Remark My problem is not related to why you have the extra term corresponding to the residue, but to why can I use $\frac{C^{1+iw}}{w^2-iw}$ instead of $\hat{f}$ outside of the region where $\hat{f}=\frac{C^{1+iw}}{w^2-iw}$, in the integral above.
I think I figure out the answer by myself. Just need some confirmation.

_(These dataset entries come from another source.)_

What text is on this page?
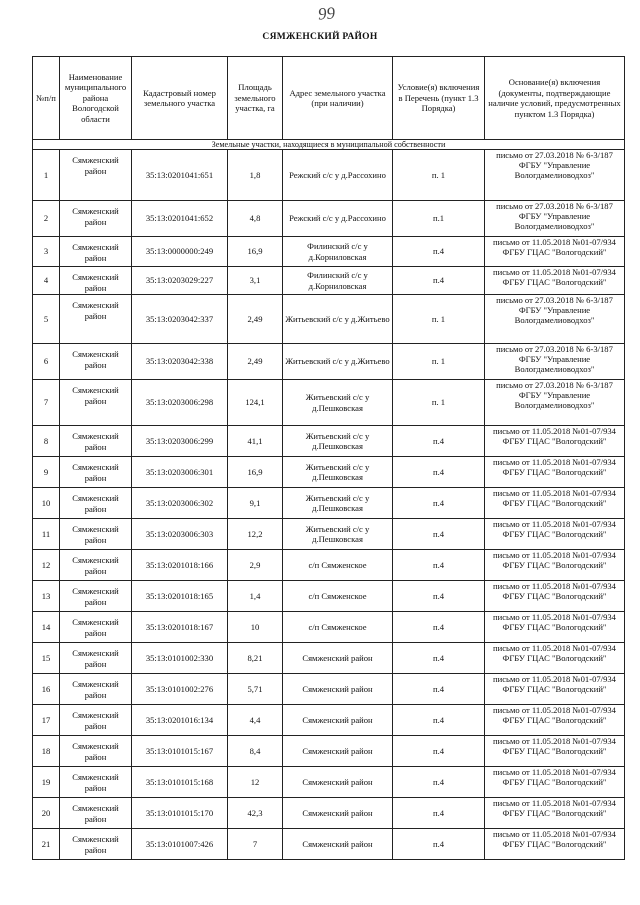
99
СЯМЖЕНСКИЙ РАЙОН
№п/п	Наименование муниципального района Вологодской области	Кадастровый номер земельного участка	Площадь земельного участка, га	Адрес земельного участка (при наличии)	Условие(я) включения в Перечень (пункт 1.3 Порядка)	Основание(я) включения (документы, подтверждающие наличие условий, предусмотренных пунктом 1.3 Порядка)
Земельные участки, находящиеся в муниципальной собственности						
1	Сямженский район	35:13:0201041:651	1,8	Режский с/с у д.Рассохино	п. 1	письмо от 27.03.2018 № 6-3/187 ФГБУ "Управление Вологдамелиоводхоз"
2	Сямженский район	35:13:0201041:652	4,8	Режский с/с у д.Рассохино	п.1	письмо от 27.03.2018 № 6-3/187 ФГБУ "Управление Вологдамелиоводхоз"
3	Сямженский район	35:13:0000000:249	16,9	Филинский с/с у д.Корниловская	п.4	письмо от 11.05.2018 №01-07/934 ФГБУ ГЦАС "Вологодский"
4	Сямженский район	35:13:0203029:227	3,1	Филинский с/с у д.Корниловская	п.4	письмо от 11.05.2018 №01-07/934 ФГБУ ГЦАС "Вологодский"
5	Сямженский район	35:13:0203042:337	2,49	Житьевский с/с у д.Житьево	п. 1	письмо от 27.03.2018 № 6-3/187 ФГБУ "Управление Вологдамелиоводхоз"
6	Сямженский район	35:13:0203042:338	2,49	Житьевский с/с у д.Житьево	п. 1	письмо от 27.03.2018 № 6-3/187 ФГБУ "Управление Вологдамелиоводхоз"
7	Сямженский район	35:13:0203006:298	124,1	Житьевский с/с у д.Пешковская	п. 1	письмо от 27.03.2018 № 6-3/187 ФГБУ "Управление Вологдамелиоводхоз"
8	Сямженский район	35:13:0203006:299	41,1	Житьевский с/с у д.Пешковская	п.4	письмо от 11.05.2018 №01-07/934 ФГБУ ГЦАС "Вологодский"
9	Сямженский район	35:13:0203006:301	16,9	Житьевский с/с у д.Пешковская	п.4	письмо от 11.05.2018 №01-07/934 ФГБУ ГЦАС "Вологодский"
10	Сямженский район	35:13:0203006:302	9,1	Житьевский с/с у д.Пешковская	п.4	письмо от 11.05.2018 №01-07/934 ФГБУ ГЦАС "Вологодский"
11	Сямженский район	35:13:0203006:303	12,2	Житьевский с/с у д.Пешковская	п.4	письмо от 11.05.2018 №01-07/934 ФГБУ ГЦАС "Вологодский"
12	Сямженский район	35:13:0201018:166	2,9	с/п Сямженское	п.4	письмо от 11.05.2018 №01-07/934 ФГБУ ГЦАС "Вологодский"
13	Сямженский район	35:13:0201018:165	1,4	с/п Сямженское	п.4	письмо от 11.05.2018 №01-07/934 ФГБУ ГЦАС "Вологодский"
14	Сямженский район	35:13:0201018:167	10	с/п Сямженское	п.4	письмо от 11.05.2018 №01-07/934 ФГБУ ГЦАС "Вологодский"
15	Сямженский район	35:13:0101002:330	8,21	Сямженский район	п.4	письмо от 11.05.2018 №01-07/934 ФГБУ ГЦАС "Вологодский"
16	Сямженский район	35:13:0101002:276	5,71	Сямженский район	п.4	письмо от 11.05.2018 №01-07/934 ФГБУ ГЦАС "Вологодский"
17	Сямженский район	35:13:0201016:134	4,4	Сямженский район	п.4	письмо от 11.05.2018 №01-07/934 ФГБУ ГЦАС "Вологодский"
18	Сямженский район	35:13:0101015:167	8,4	Сямженский район	п.4	письмо от 11.05.2018 №01-07/934 ФГБУ ГЦАС "Вологодский"
19	Сямженский район	35:13:0101015:168	12	Сямженский район	п.4	письмо от 11.05.2018 №01-07/934 ФГБУ ГЦАС "Вологодский"
20	Сямженский район	35:13:0101015:170	42,3	Сямженский район	п.4	письмо от 11.05.2018 №01-07/934 ФГБУ ГЦАС "Вологодский"
21	Сямженский район	35:13:0101007:426	7	Сямженский район	п.4	письмо от 11.05.2018 №01-07/934 ФГБУ ГЦАС "Вологодский"
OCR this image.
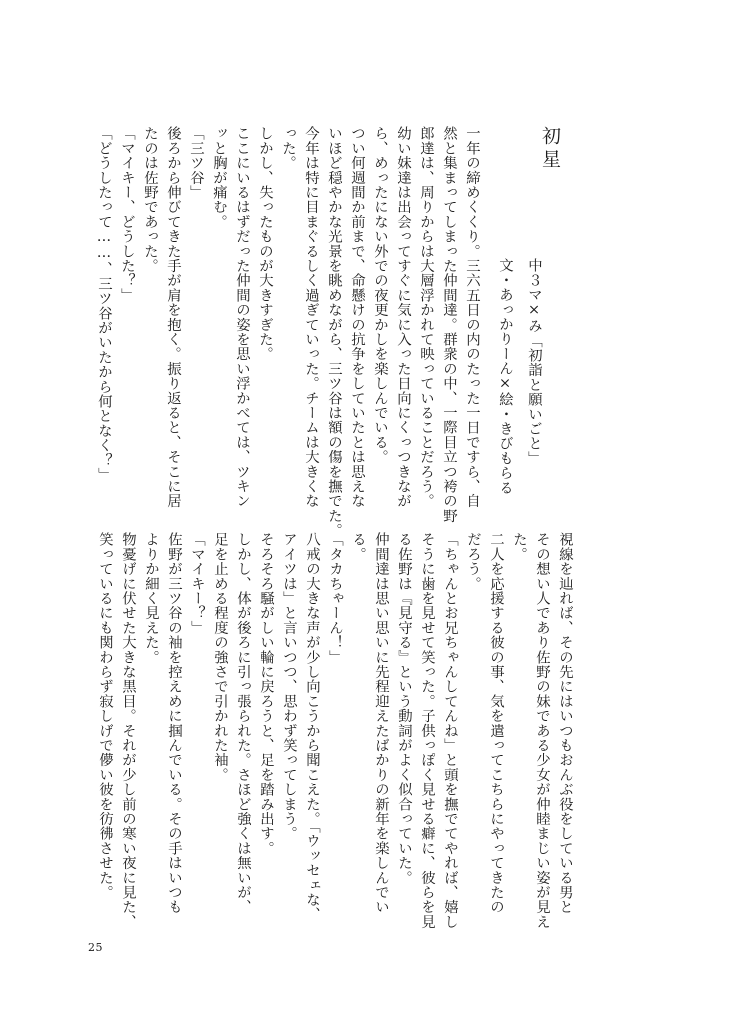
初星
中３マ×み「初詣と願いごと」
文・あっかりーん×絵・きびもらる
一年の締めくくり。三六五日の内のたった一日ですら、自
然と集まってしまった仲間達。群衆の中、一際目立つ袴の野
郎達は、周りからは大層浮かれて映っていることだろう。
幼い妹達は出会ってすぐに気に入った日向にくっつきなが
ら、めったにない外での夜更かしを楽しんでいる。
つい何週間か前まで、命懸けの抗争をしていたとは思えな
いほど穏やかな光景を眺めながら、三ツ谷は額の傷を撫でた。
今年は特に目まぐるしく過ぎていった。チームは大きくな
った。
しかし、失ったものが大きすぎた。
ここにいるはずだった仲間の姿を思い浮かべては、ツキン
ッと胸が痛む。
「三ツ谷」
後ろから伸びてきた手が肩を抱く。振り返ると、そこに居
たのは佐野であった。
「マイキー、どうした？」
「どうしたって……、三ツ谷がいたから何となく？」
視線を辿れば、その先にはいつもおんぶ役をしている男と
その想い人であり佐野の妹である少女が仲睦まじい姿が見え
た。
二人を応援する彼の事、気を遣ってこちらにやってきたの
だろう。
「ちゃんとお兄ちゃんしてんね」と頭を撫でてやれば、嬉し
そうに歯を見せて笑った。子供っぽく見せる癖に、彼らを見
る佐野は『見守る』という動詞がよく似合っていた。
仲間達は思い思いに先程迎えたばかりの新年を楽しんでい
る。
「タカちゃーん！」
八戒の大きな声が少し向こうから聞こえた。「ウッセェな、
アイツは」と言いつつ、思わず笑ってしまう。
そろそろ騒がしい輪に戻ろうと、足を踏み出す。
しかし、体が後ろに引っ張られた。さほど強くは無いが、
足を止める程度の強さで引かれた袖。
「マイキー？」
佐野が三ツ谷の袖を控えめに掴んでいる。その手はいつも
よりか細く見えた。
物憂げに伏せた大きな黒目。それが少し前の寒い夜に見た、
笑っているにも関わらず寂しげで儚い彼を彷彿させた。
25
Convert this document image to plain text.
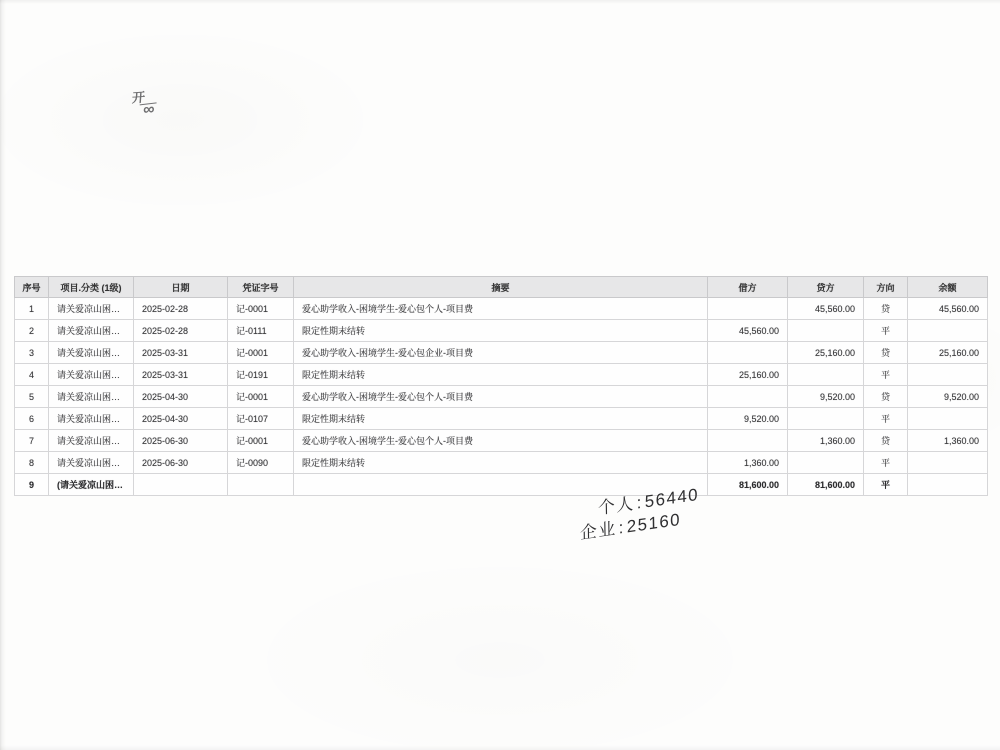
开
∞
序号	项目.分类 (1级)	日期	凭证字号	摘要	借方	贷方	方向	余额
1	请关爱凉山困…	2025-02-28	记-0001	爱心助学收入-困境学生-爱心包个人-项目费		45,560.00	贷	45,560.00
2	请关爱凉山困…	2025-02-28	记-0111	限定性期末结转	45,560.00		平	
3	请关爱凉山困…	2025-03-31	记-0001	爱心助学收入-困境学生-爱心包企业-项目费		25,160.00	贷	25,160.00
4	请关爱凉山困…	2025-03-31	记-0191	限定性期末结转	25,160.00		平	
5	请关爱凉山困…	2025-04-30	记-0001	爱心助学收入-困境学生-爱心包个人-项目费		9,520.00	贷	9,520.00
6	请关爱凉山困…	2025-04-30	记-0107	限定性期末结转	9,520.00		平	
7	请关爱凉山困…	2025-06-30	记-0001	爱心助学收入-困境学生-爱心包个人-项目费		1,360.00	贷	1,360.00
8	请关爱凉山困…	2025-06-30	记-0090	限定性期末结转	1,360.00		平	
9	(请关爱凉山困…				81,600.00	81,600.00	平	
个人:56440
企业:25160
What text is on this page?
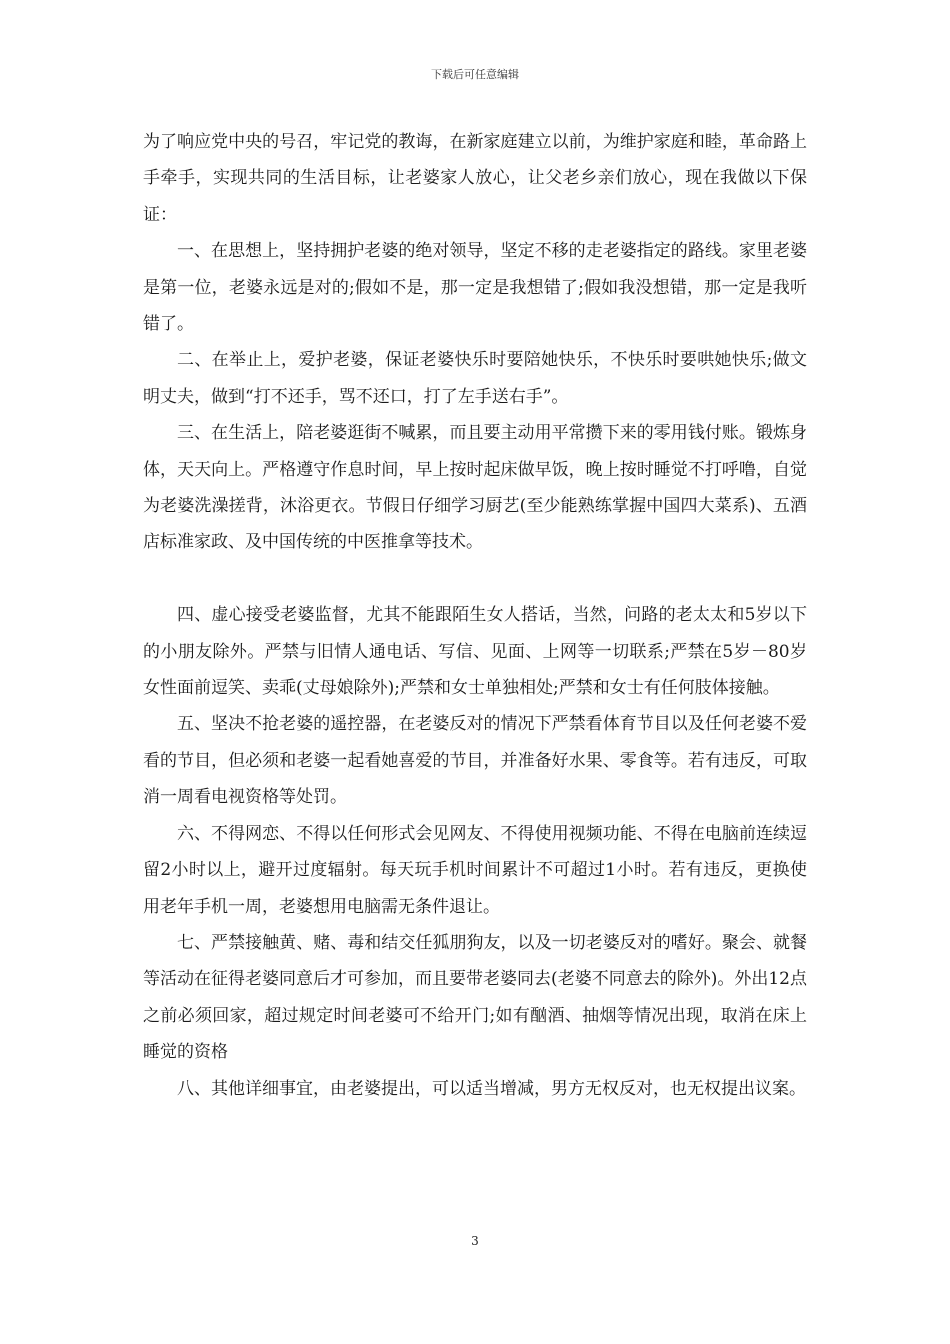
下载后可任意编辑

为了响应党中央的号召，牢记党的教诲，在新家庭建立以前，为维护家庭和睦，革命路上手牵手，实现共同的生活目标，让老婆家人放心，让父老乡亲们放心，现在我做以下保证：

一、在思想上，坚持拥护老婆的绝对领导，坚定不移的走老婆指定的路线。家里老婆是第一位，老婆永远是对的;假如不是，那一定是我想错了;假如我没想错，那一定是我听错了。

二、在举止上，爱护老婆，保证老婆快乐时要陪她快乐，不快乐时要哄她快乐;做文明丈夫，做到“打不还手，骂不还口，打了左手送右手”。

三、在生活上，陪老婆逛街不喊累，而且要主动用平常攒下来的零用钱付账。锻炼身体，天天向上。严格遵守作息时间，早上按时起床做早饭，晚上按时睡觉不打呼噜，自觉为老婆洗澡搓背，沐浴更衣。节假日仔细学习厨艺(至少能熟练掌握中国四大菜系)、五酒店标准家政、及中国传统的中医推拿等技术。

四、虚心接受老婆监督，尤其不能跟陌生女人搭话，当然，问路的老太太和5岁以下的小朋友除外。严禁与旧情人通电话、写信、见面、上网等一切联系;严禁在5岁－80岁女性面前逗笑、卖乖(丈母娘除外);严禁和女士单独相处;严禁和女士有任何肢体接触。

五、坚决不抢老婆的遥控器，在老婆反对的情况下严禁看体育节目以及任何老婆不爱看的节目，但必须和老婆一起看她喜爱的节目，并准备好水果、零食等。若有违反，可取消一周看电视资格等处罚。

六、不得网恋、不得以任何形式会见网友、不得使用视频功能、不得在电脑前连续逗留2小时以上，避开过度辐射。每天玩手机时间累计不可超过1小时。若有违反，更换使用老年手机一周，老婆想用电脑需无条件退让。

七、严禁接触黄、赌、毒和结交任狐朋狗友，以及一切老婆反对的嗜好。聚会、就餐等活动在征得老婆同意后才可参加，而且要带老婆同去(老婆不同意去的除外)。外出12点之前必须回家，超过规定时间老婆可不给开门;如有酗酒、抽烟等情况出现，取消在床上睡觉的资格

八、其他详细事宜，由老婆提出，可以适当增减，男方无权反对，也无权提出议案。

3
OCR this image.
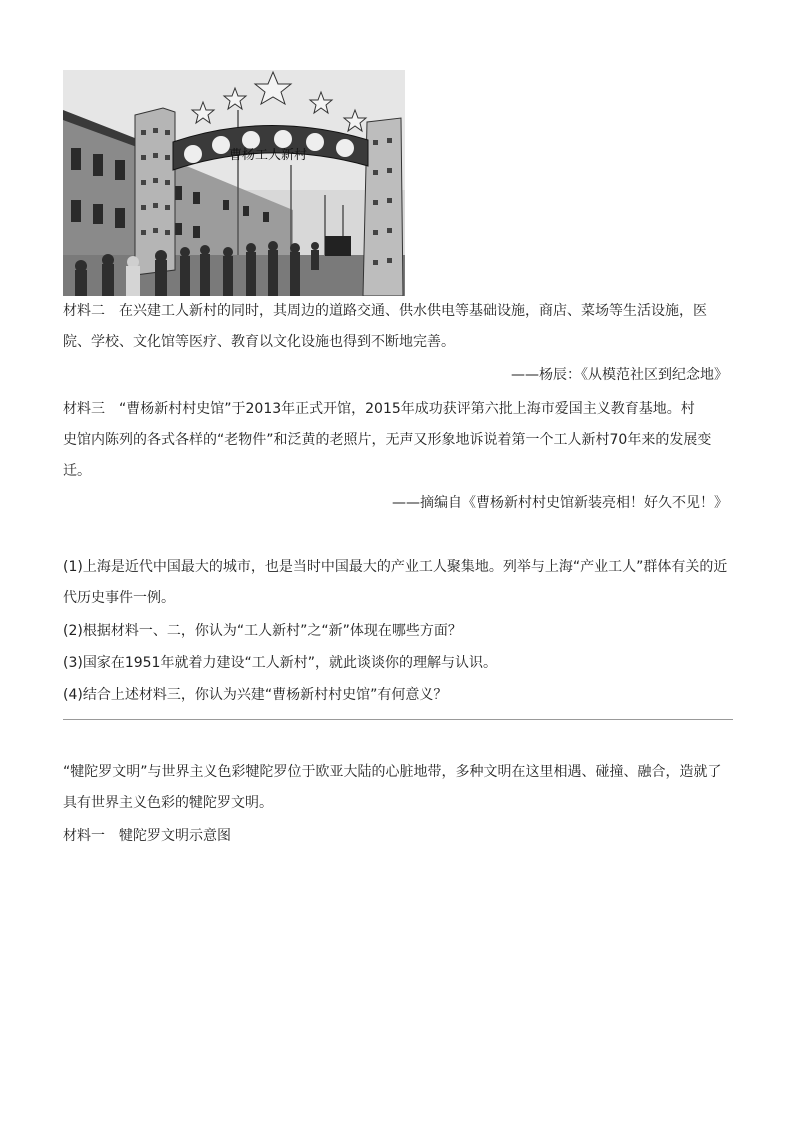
曹杨工人新村
材料二　在兴建工人新村的同时，其周边的道路交通、供水供电等基础设施，商店、菜场等生活设施，医
院、学校、文化馆等医疗、教育以文化设施也得到不断地完善。
——杨辰：《从模范社区到纪念地》
材料三　“曹杨新村村史馆”于2013年正式开馆，2015年成功获评第六批上海市爱国主义教育基地。村
史馆内陈列的各式各样的“老物件”和泛黄的老照片，无声又形象地诉说着第一个工人新村70年来的发展变
迁。
——摘编自《曹杨新村村史馆新装亮相！好久不见！》
(1)上海是近代中国最大的城市，也是当时中国最大的产业工人聚集地。列举与上海“产业工人”群体有关的近
代历史事件一例。
(2)根据材料一、二，你认为“工人新村”之“新”体现在哪些方面？
(3)国家在1951年就着力建设“工人新村”，就此谈谈你的理解与认识。
(4)结合上述材料三，你认为兴建“曹杨新村村史馆”有何意义？
“犍陀罗文明”与世界主义色彩犍陀罗位于欧亚大陆的心脏地带，多种文明在这里相遇、碰撞、融合，造就了
具有世界主义色彩的犍陀罗文明。
材料一　犍陀罗文明示意图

Basically, I was puzzled by the fact that I can move the contour into a region where $\hat{f}(w)$ was not defined. However, in the example, even though $\hat f$ is not equal to $\frac{C^{1+iw}}{w^2-iw}$ for $\beta$ outside $(1,\infty)$, this doesn't mean I can't integrate $\int^{i\beta+\infty}_{i\beta-\infty} e^{-iwx}\frac{C^{1+iw}}{w^2-iw}dw$ for $\beta$ outside $(1,\infty)$. The only thing is that the result will not be $f(x)$! Since the integral above for the contour that passes by $\beta$ outside $(1,\infty)$ will include a pole, I just have to detract the residue on that pole to get $f(x)$, that is $\int^{i\beta+\infty}_{i\beta-\infty} e^{-iwx}\frac{C^{1+iw}}{w^2-iw}dw$ for $\beta \in(1,\infty)$. Quite simple, just couldn't see it at first.
Could you please confirm the answer?